Class would begin with back-slapping, segueing to exhorting teammates with shouts and hand-waving and ending with practice raising arms in the touchdown signal and chest-bumping your replacement. Diplomas will be issued that will certify and indemnify graduates against accusations of sulkiness and not caring.

Meanwhile, we are still cogitating on our Super Bowl pick. Essentially a pick ‘em game with Green Bay a 2 ½ point favorite. The total is 44. We are studying game film, not to discern x’s and o’s, but to check out how a quarterback stands on the sidelines when nicked up. Hopefully he will have graduated from Kev’s Kourse in Karisma and Karing and have the sheepskin in his locker to prove it.

Monday, January 17, 2011

2011, Baby!

We are unshaven, unbowed and unbroken. Belatedly, we offer our New Year’s resolutions:

Refine our tying of bow ties. Been a little crooked lately.

Pushups every day to keep our girlish figure.

Renew superstitions like wearing our crimson and cream necktie when needing a big win. Can’t use this one too often, because it only has so many victories woven in its silk (made in the USA, though).

Stock up on duct tape to repair snow boots and various other things that go awry.

Write our congressman/woman about sin taxes. A man can’t enjoy indigenous American products such as tobacco without paying a king’s ransom. We will give up our right to bear arms for relief from the health police.

Speaking of sin, resolve to avoid the near occasion of, unless it’s too near to avoid.

Get Eagles and Creedence Clearwater songs out of our head.

Take Northwestern and John Shurna every time. The guy has a hybrid set shot (remember those) and jump shot that hits from the three-point line with uncanny accuracy.

Never cheat on Scarlett Johansson.

Shave every day. The gray is too scary.

Perfect our golfer’s tan.

Not be such a smart-ass.

When picking a football game, do due diligence then go against, kind of like sub-prime mortgage traders.

Many more laps around the sun.

Tuesday, January 11, 2011

Had Ourselves...

…a merry little bowl season. We have our new boxers, pajama bottoms, Christmas tree necktie and cashmere scarf made in China. The boxers came just in time because our laundry is in still in the wash and fold place across the street. Can’t get there because of the Feast of St. Stephen storm that makes walking through unshoveled drifts treacherous. And more to come.

But the three kings came bearing gifts. We thought they were for us. But no! Mr.

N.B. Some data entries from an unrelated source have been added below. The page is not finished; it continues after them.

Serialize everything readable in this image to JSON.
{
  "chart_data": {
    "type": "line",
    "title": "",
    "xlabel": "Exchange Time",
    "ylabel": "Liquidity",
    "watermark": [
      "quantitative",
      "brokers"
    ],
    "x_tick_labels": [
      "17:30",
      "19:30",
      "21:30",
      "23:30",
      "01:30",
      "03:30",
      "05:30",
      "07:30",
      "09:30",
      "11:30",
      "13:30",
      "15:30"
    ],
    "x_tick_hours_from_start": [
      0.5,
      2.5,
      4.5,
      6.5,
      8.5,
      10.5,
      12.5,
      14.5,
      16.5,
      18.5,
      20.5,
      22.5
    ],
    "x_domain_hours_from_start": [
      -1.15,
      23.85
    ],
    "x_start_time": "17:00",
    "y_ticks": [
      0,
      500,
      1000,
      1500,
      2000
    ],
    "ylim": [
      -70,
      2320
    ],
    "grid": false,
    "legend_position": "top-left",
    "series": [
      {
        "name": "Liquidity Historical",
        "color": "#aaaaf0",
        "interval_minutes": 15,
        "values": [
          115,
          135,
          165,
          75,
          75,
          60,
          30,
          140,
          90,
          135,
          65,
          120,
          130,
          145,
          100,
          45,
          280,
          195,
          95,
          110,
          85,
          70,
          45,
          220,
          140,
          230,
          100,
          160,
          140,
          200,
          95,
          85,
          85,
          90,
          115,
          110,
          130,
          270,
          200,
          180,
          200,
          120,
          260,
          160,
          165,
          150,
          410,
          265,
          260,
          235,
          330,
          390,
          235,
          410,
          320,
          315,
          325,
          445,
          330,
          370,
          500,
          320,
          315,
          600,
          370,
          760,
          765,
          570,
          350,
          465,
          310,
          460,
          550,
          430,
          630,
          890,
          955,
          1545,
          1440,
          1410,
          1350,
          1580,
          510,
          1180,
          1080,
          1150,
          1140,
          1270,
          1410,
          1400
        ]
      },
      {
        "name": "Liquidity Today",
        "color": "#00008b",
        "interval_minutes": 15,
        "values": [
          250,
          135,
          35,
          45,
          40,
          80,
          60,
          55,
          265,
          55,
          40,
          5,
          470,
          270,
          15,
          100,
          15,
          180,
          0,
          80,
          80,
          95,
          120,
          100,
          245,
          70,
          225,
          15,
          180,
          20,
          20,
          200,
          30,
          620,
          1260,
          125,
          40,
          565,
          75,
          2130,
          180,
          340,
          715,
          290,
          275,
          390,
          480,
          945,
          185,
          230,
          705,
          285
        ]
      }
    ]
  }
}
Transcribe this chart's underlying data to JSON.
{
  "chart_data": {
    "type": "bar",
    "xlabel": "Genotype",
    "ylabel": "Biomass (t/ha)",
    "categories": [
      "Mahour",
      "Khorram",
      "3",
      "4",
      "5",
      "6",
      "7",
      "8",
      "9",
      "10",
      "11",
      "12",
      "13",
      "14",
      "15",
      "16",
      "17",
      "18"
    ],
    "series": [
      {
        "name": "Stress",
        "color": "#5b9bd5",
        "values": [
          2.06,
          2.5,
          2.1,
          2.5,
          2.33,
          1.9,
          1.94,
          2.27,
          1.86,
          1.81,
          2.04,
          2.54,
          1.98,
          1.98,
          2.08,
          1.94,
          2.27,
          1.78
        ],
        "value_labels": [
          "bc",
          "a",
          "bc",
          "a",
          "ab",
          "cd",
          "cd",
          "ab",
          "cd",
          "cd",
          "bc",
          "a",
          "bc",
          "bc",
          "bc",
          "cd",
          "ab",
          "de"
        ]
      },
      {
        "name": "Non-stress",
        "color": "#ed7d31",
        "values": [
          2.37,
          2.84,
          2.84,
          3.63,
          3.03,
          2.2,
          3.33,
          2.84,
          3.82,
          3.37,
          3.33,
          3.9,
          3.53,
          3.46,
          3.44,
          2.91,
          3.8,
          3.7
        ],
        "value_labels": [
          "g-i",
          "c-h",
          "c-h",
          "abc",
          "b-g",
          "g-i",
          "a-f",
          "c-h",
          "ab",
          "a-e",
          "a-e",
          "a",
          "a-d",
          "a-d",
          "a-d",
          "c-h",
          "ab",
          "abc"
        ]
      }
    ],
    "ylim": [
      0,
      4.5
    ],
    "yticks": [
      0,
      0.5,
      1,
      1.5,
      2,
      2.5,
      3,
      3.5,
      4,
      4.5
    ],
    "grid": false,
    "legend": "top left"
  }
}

Dyer of the Auburn War Eagles, Plainsmen, Tigers (pick your nickname) rolled off an Oregon tackler without hitting the ground and was told to run by teammates when he thought he was down.

One is never down, though. The sun comes up, and if one steps gingerly through the havoc of city streets filled with trash and snow, stiff arms and spins he can get drop kicked by Jesus through the goalposts of life.

Mr. Bynum, place kicker for the Auburn side, eschewed the drop kick and let someone hold the ball as he executed his skill. We would never want to be a snapper, holder or kicker. Rather, if we were larger, we would be a right guard buried in the pile and far from scrutiny.

When we were a young slender halfback in a T-formation, the coach called what he called a 32-cross, that is, number 3 back through the number 2 hole. Alas, there was no hole and a man playing boys planted us on our rear end.

One is never down and out, though. We have the National Basketball Association (take Clippers against the points every time), the National Football League (take Seahawks to go all the way), NCAA basketball (take St. Mary’s of California against the points every time).

And never punt, always go for two points, always onside kick and never practice putting.